UWEC developing Restorative Justice Program

The Rapid Action Task Force released nine recommendations, including the creation of a restorative justice program.


The university is creating a “restorative justice” program, which will be considered for several students suspended after a racist incident in fall 2019. © Emily Shepardson, 2020

Philosophies of education and healing are at the core of the restorative justice program in development at the University of Wisconsin-Eau Claire says Communication and Sociology associate professor Peter Hart-Brinson.

Co-chair of the Rapid Action Task Force Kim Wudi said the administration is in full support of the Restorative Justice Program.

In September, UW-Eau Claire junior Kayde Langer discovered a racist message on her dorm room door including “go back to the rez” and a slur. Made public in November, a Snapchat conversation targeting the Black Male Empowerment group on campus used Ku Klux Klan imagery, including a photo of a burning cross.

The task force developed the report in December and January after reviewing University policy and a campus survey, as well as meeting with stakeholders and victims.
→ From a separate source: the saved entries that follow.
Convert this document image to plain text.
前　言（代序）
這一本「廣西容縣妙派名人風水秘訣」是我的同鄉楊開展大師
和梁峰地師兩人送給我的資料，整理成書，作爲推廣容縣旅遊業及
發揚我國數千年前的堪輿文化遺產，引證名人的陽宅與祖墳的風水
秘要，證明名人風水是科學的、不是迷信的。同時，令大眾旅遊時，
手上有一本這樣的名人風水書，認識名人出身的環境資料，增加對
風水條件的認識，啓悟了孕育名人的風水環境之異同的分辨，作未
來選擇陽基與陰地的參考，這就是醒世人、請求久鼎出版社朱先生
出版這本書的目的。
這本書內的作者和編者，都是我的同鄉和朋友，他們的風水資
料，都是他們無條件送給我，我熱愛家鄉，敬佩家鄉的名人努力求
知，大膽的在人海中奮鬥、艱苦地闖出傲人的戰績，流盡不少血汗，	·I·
Subcommittees within the task force focused on culture, communication and accountability.

Co-chair of the task force Kim Wudi said student demands, including a call to implement restorative justice, played a key role in the task force’s recommendation decisions.

“One of the first things all three subcommittees did was review those demands,” Wudi said. “They told us what they wanted and what needed to happen, and we really tried to listen to those concerns and implement them.”

On February 5, the task force released a full report of recommendations, including best practices for restorative justice program development and implementation.

In its 33-page report, the task force wrote that in response to the racist incidents, many advocated for the students involved to be expelled or for the university to adopt a zero-tolerance policy going forward. Restorative justice takes a different approach by focusing on community healing and “providing an opportunity for the offender to accept responsibility,” the task force wrote.

Associate Professor Peter Hart-Brinson advocated for Restorative Justice on the Rapid Action Task Force.

Peter Hart-Brinson served on the task force and said the tenents of restorative justice align with the goals of higher education.

“Restorative justice focuses on healing the harm that has been done to a community,” he said. “In a higher education context, it provides an opportunity for growth and healing.”

Hart-Brinson said students should expect the program to be in use by the fall, as administration at the University is currently determining the logistics of the disciplinary option.

While recommendations have been provided by the Rapid Action Task Force, one student is concerned that implementation of the program will still fall short.

“The development of a restorative justice program seems like a means to an end, like a band aid on an institutional disease,” said Member of the Latinx Student Association Elder Romero Mujica.

“The campus,” he added, “shouldn’t strive to heal, the campus should strive to prevent.”